Human Resources Management
For the bottling supervisor - reducing the number of safety incidents by Objective 1: Ensure that all the employees are familiar with the safety norms within the enterprise.
Ensure that all employees apply a common set of safety norms, referred to in a proper documentation.
Ensure that no bottling worker works more than a certain amount of hours, probably eight, during which he is able to devote his entire attention to the job in progress.
In my opinion, in order to be able to reduce the safety incidents by 15%, the first thing that needs to be done is determine (1) causes of the safety incidents and (2) solutions for these causes. Referring to the first one, the causes can range anywhere from not applying safety norms to people being tired at work and losing their focus. However, for this objective, our main concern is safety norms. This action will refer to several phases of implementation of a common set of safety norms within the producing facility.
First of all, we need to have a set of safety norms. In this sense, it is best to hold a brainstorming session with the most important characters in this act. The questions that will be asked is what safety rules do we agree that the employees must certainly abide by in order to reduce risk in the working environment. For the brainstorming session, it is best that we invite one or two workers, who will represent the workers in referring to the safety conditions in the working environment and what causes can be identified by them, the bottling supervisor, who, as a supervisor, is able to see things at a macro level and refer to what the worker needs to do in order to remain on safe grounds, and Doug himself, more as a person able to draw the most relevant conclusions.
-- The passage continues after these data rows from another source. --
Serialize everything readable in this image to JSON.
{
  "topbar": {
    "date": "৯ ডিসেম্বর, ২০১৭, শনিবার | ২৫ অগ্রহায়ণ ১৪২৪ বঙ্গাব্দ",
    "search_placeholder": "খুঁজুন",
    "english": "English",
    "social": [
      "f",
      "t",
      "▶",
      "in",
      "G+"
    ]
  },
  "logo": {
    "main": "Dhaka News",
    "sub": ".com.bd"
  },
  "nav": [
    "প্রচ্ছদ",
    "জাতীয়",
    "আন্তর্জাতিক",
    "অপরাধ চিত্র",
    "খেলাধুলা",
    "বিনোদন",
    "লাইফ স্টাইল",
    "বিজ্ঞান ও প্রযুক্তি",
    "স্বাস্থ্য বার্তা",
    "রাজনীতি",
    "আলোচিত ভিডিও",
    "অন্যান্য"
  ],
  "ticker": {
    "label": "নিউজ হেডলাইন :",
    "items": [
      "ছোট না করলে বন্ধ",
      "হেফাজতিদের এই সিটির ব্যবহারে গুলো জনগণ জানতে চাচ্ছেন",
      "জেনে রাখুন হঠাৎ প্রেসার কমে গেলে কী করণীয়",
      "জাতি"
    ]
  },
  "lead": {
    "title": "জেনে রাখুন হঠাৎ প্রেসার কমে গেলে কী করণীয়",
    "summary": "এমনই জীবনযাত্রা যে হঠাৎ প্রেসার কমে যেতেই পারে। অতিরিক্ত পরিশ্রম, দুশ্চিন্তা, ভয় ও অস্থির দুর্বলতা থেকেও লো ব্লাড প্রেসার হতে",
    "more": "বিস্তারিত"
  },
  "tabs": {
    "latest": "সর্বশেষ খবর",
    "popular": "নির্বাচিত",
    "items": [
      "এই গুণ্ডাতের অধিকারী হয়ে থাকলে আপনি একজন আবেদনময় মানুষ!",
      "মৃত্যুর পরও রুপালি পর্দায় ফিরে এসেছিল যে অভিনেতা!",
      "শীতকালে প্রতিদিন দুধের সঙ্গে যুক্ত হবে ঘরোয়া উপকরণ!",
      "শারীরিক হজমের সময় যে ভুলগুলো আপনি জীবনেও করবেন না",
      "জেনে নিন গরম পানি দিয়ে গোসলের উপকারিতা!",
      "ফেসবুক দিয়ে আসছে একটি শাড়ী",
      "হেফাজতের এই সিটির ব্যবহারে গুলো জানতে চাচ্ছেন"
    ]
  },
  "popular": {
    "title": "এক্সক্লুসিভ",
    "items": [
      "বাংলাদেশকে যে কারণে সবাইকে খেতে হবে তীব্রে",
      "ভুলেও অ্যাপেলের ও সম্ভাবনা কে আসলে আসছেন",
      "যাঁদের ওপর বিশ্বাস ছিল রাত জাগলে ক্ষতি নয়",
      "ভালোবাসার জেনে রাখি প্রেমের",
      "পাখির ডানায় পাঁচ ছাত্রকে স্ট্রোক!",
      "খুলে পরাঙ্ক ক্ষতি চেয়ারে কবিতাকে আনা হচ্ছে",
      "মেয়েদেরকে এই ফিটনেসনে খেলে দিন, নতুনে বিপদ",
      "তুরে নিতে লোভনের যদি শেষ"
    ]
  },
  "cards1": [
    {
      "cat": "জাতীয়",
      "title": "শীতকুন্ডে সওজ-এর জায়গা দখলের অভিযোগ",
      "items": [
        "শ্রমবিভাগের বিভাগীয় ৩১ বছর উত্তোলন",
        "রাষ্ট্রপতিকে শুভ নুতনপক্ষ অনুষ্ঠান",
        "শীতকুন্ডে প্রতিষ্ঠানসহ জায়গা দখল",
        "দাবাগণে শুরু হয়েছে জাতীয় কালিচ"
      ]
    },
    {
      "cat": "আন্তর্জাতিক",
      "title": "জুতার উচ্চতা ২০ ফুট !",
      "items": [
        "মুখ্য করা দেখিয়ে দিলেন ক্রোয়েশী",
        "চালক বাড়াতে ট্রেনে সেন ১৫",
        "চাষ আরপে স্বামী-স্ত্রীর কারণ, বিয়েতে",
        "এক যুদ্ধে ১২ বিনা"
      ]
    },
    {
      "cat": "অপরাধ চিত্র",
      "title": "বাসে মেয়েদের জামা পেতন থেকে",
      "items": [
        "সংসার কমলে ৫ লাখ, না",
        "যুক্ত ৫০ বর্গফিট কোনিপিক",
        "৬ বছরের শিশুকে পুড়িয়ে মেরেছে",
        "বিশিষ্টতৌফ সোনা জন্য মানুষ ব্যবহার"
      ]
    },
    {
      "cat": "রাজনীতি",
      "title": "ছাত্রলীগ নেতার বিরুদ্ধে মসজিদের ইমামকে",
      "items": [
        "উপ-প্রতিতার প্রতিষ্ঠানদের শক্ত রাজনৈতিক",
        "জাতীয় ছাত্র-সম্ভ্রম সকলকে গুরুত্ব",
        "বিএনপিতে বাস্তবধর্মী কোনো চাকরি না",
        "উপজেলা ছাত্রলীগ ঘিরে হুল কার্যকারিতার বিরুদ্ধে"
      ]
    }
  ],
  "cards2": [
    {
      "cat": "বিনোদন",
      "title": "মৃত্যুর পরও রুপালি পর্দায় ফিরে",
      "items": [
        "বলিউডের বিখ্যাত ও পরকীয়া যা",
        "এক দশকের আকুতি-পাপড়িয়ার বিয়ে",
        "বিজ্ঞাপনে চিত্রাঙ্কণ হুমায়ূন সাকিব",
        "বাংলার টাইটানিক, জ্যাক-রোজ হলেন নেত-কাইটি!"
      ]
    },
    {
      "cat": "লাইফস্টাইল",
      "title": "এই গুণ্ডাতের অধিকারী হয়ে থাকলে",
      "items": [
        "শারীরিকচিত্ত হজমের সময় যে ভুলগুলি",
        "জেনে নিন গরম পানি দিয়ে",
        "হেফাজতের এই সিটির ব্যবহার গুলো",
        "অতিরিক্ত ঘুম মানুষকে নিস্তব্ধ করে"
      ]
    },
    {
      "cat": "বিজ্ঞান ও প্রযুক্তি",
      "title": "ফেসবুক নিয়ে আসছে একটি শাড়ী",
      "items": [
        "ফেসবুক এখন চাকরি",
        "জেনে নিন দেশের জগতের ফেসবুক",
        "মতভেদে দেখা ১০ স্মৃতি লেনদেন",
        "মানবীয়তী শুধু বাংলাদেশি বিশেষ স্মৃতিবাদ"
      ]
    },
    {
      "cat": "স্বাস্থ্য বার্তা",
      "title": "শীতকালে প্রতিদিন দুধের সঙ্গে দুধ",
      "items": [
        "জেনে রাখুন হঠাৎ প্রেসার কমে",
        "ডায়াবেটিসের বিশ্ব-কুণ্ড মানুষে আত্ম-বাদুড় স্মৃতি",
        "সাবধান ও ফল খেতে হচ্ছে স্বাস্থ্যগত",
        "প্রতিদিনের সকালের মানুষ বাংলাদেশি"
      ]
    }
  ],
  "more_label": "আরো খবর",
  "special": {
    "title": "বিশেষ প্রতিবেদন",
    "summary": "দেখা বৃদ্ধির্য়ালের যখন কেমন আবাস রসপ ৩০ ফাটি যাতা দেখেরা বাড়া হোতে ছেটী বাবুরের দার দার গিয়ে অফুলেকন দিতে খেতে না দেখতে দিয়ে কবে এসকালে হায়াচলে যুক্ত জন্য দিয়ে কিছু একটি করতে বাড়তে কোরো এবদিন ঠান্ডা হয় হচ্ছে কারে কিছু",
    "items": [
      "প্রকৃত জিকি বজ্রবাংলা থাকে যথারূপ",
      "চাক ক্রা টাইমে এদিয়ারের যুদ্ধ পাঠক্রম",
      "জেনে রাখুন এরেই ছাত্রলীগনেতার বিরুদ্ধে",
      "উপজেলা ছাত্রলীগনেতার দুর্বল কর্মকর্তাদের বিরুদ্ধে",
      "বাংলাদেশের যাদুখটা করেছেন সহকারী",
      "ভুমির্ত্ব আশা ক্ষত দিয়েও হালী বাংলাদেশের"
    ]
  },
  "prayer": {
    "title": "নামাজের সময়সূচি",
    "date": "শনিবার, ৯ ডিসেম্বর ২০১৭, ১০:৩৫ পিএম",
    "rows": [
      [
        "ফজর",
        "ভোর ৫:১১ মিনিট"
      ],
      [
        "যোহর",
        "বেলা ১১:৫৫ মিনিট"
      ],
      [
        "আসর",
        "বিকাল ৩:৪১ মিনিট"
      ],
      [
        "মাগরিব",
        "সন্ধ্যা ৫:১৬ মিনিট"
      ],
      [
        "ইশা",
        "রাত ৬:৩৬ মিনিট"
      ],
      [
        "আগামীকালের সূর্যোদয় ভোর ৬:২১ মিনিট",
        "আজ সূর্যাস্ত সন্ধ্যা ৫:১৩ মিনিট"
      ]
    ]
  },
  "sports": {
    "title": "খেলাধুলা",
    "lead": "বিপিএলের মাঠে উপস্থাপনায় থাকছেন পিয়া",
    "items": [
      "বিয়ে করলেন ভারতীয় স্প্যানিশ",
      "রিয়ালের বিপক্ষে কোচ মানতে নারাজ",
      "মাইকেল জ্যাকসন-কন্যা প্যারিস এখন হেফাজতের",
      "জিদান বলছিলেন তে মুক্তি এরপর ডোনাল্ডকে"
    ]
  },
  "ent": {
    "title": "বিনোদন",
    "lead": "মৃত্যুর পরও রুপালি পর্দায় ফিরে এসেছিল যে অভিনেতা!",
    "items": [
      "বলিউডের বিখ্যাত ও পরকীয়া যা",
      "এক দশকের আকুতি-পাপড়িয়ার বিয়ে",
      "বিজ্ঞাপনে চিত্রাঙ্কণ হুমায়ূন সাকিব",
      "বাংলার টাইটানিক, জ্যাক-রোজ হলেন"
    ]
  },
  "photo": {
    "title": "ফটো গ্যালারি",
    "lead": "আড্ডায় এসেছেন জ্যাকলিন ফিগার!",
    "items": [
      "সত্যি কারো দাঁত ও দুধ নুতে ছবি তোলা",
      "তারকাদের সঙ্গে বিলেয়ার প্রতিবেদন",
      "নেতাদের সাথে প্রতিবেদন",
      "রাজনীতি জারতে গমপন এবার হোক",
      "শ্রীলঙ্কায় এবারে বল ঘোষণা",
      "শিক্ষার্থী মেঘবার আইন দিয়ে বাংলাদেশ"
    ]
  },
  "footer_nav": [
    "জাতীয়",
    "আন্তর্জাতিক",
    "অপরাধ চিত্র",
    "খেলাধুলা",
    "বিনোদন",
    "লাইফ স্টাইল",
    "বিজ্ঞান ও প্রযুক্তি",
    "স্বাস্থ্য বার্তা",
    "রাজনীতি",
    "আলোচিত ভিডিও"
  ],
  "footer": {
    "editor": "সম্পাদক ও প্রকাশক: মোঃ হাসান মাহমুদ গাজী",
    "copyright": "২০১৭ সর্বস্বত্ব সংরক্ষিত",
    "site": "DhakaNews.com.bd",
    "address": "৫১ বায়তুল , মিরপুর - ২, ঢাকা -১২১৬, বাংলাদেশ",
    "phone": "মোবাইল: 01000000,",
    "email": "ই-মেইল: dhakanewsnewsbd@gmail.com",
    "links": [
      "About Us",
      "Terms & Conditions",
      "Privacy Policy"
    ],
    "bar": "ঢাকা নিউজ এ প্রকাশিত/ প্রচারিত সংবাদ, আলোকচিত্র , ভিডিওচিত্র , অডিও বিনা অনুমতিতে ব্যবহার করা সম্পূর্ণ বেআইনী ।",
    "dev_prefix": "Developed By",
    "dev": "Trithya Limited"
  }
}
The brainstorming session can come up with all sorts of results, ranging from wearing adequate physical protection equipment (helmet, gloves etc.) in the workplace to working within a certain daily schedule previously determined (so as to avoid accidents determined by workers who are tired from overwork) or to norms on eating and drinking in the working environment. Anyway, the idea is that a draft set of rules is likely to be written.
This is where the bottling supervisor and Doug become more visible. In order to be able to have a proper documentation with the safety norms that need to be abided by, the draft needs to be polished. A proper schematic skeleton should be laid in place so as to cover the entire problematic and be referred to in the documentation. I would suggest, for example, first presenting the main causes of accidents within the working environment (as a percentage, in the industry in general and in the company itself), presenting the main safety norms that the brainstorming team has come up with and presenting how the workers need to apply these norms. The initial drafted ideas will thus be polished into a working document.
The third phase of the action plan designed to implement the second objective of the three refers to communicating the conceived safety norms to the workers. The last two phases (the third and fourth) are perhaps the most difficult of all. In this cases, we are referring to identifying and using the proper means of communication in order to ensure that the safety norms message reaches the audience (the workers) and, especially, that they properly react on the information received, with the expected results.